Dress intersects with everyday life in a way that few areas of art history do. Everyone participates in the fashion economy by purchasing and wearing clothes. Even the most unworldly understand the sharp distinction in impression created by jeans and a T-shirt versus a well-pressed suit. This intersection with the quotidian, and with popular culture throughout history, provides the student of dress with a valuable vantage point from which to address a range of questions.
Exploring these topics, the first open-access edition of Ars Orientalis, themed “New Research on Dress across Asia,” is now live. Edited by Nancy Micklewright, head of public and scholarly engagement at the Freer|Sackler, Ars Orientalis 47 considers key issues in the study of dress in general and, more specifically, dress in Asia. These issues include the divide between the timelessness of “traditional” dress and the fast-paced changes of what we call “fashion.” Also considered are the categories of evidence that come into play, the ways in which “orientalism” has affected the study of dress, and contemporary approaches to the field.
The eleven articles in this volume feature diverse approaches and methods, applied to material that runs the gamut from individual garments or a specific type of fabric to representations of dress. Together they cover a wide swath of time and geography across Asia and the Middle East.
As with previous digital volumes, Ars Orientalis 47 features web-based supplements to the printed edition. These include Digital Initiatives, a column that explores digital tools, resources, publications, and learning opportunities in art history and related fields, with a special focus on topics relevant to each volume.
What is Ars Orientalis?
Ars Orientalis is a peer-reviewed annual volume of scholarly articles on the art of Asia and the ancient Near East. Founded in 1954, the journal is copublished by the University of Michigan’s History of Art Department and the Freer|Sackler.
From its inaugural issue in 1934, Ars Islamica (the Islamic art-focused predecessor of Ars Orientalis) was lauded for its presentation and design quality. The founding editor of the journal sent copies from the University of Michigan to scholars across the globe, and a flurry of responses quickly arrived from New York, Paris, and Istanbul. They congratulated him on the publication’s “extraordinarily beautiful” and “splendid” presentation, which, one letter noted, was “particularly welcome and creditable in these days when the scientific effort has a tendency of being trimmed down to the practical end and utilitarian.”
Practical and utilitarian the journal was certainly not.
The following year, University of Michigan deemed it worthwhile to splurge on even higher-quality paper.
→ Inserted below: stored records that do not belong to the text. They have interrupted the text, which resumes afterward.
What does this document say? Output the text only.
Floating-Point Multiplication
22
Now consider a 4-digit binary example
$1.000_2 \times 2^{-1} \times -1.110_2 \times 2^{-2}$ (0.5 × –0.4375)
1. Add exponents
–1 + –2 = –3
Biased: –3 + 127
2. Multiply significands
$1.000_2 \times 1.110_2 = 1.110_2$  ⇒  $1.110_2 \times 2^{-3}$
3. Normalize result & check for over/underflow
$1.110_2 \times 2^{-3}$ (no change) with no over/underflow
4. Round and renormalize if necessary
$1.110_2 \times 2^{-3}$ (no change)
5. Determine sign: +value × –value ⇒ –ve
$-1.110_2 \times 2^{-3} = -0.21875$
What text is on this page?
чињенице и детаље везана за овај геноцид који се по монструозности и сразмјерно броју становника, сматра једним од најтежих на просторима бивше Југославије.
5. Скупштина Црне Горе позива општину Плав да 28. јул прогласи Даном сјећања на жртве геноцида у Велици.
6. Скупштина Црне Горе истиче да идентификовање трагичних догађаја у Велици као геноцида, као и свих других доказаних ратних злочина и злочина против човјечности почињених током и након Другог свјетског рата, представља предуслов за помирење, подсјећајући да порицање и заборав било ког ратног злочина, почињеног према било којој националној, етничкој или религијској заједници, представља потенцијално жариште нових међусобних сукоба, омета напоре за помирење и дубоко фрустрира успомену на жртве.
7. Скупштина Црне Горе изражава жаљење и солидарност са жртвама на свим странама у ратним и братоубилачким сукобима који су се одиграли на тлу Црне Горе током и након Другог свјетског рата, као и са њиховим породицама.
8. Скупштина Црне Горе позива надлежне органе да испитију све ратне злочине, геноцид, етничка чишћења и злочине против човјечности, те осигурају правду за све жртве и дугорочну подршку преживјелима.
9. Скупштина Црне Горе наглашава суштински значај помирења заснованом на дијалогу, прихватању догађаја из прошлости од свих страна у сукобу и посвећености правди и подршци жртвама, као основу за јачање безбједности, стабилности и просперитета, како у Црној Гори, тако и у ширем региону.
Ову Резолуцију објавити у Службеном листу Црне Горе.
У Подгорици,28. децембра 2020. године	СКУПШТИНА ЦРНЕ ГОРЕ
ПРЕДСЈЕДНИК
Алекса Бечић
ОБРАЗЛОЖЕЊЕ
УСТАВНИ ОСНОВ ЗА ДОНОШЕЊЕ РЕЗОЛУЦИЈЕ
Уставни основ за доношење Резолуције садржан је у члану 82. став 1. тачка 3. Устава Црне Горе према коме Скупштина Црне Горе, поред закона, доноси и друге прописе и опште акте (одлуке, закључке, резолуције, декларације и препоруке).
It also approved an additional two hundred specially bound volumes for publication during the university’s centennial celebration in 1937. Production decisions like these contributed to the journal’s reputation as, the Freer Gallery’s first director noted, “a most excellent publication in its field, with certain features, such as size, paper, wealth of illustrations, in which, as far as I know, it is unsurpassed by any journal in its class.”
A decade later, the journal had undergone changes in its editorship, breadth of content, and name, but Ars Orientalis maintained the same appearance and design standards set by Ars Islamica.
Publication design moved to the forefront of discussion again in 1956, when the director of the University of Michigan Press baffled the chairman of the university’s fine art department at a business lunch by noting that “the most striking thing about Ars Orientalis is its magnificent and expensive format.” He explained that the journal’s large size (it measured 9” by 12”), hardcover binding, and full-page images were more akin to the coffee table books of art connoisseurs than modest scholarly serials. In short, he suggested, the luxe format and scholarly content of Ars Orientalis were contradictory. It was decided that changing the content to appeal to connoisseurs was out of the question. Designing a more modest and economical version of the journal, however, had potential.
It wasn’t until the late 1970s that this recommendation took effect in the form of a so-called “New Ars Orientalis.” By this time, the journal had a new editor and the Freer Gallery a new director. Together, over the course of nearly three years, the two worked on a cost-reducing redesign. Though they began the project with such radical ideas as including advertisements and a mustard yellow cover, in the end the traditional, elegant typeface and brown-on-tan color scheme endured into the 1980s. The first volume of the “new” series debuted at the end of 1981 with a paperback format, pared-down cover design, and ten-point body text rather than the “luxurious” twelve-point font of the past. Adjustments to the design continued, the director of the Freer at one point taking things into his own hands by “using the Xerox machine and a pair of scissors” to refine the title page’s layout.
A handful of volumes in the late 1990s and early 2000s saw more of a departure from Ars Orientalis tradition in terms of layout and typefaces, even including cover images. But in 2004, a new design closely based on the historical look of the journal was established and would remain for over a decade.
In 2014, Ars Orientalis entered the digital realm with a volume on arts of death in Asia. And in December 2017, the journal launched its newest volume as open access, making its content available to read online.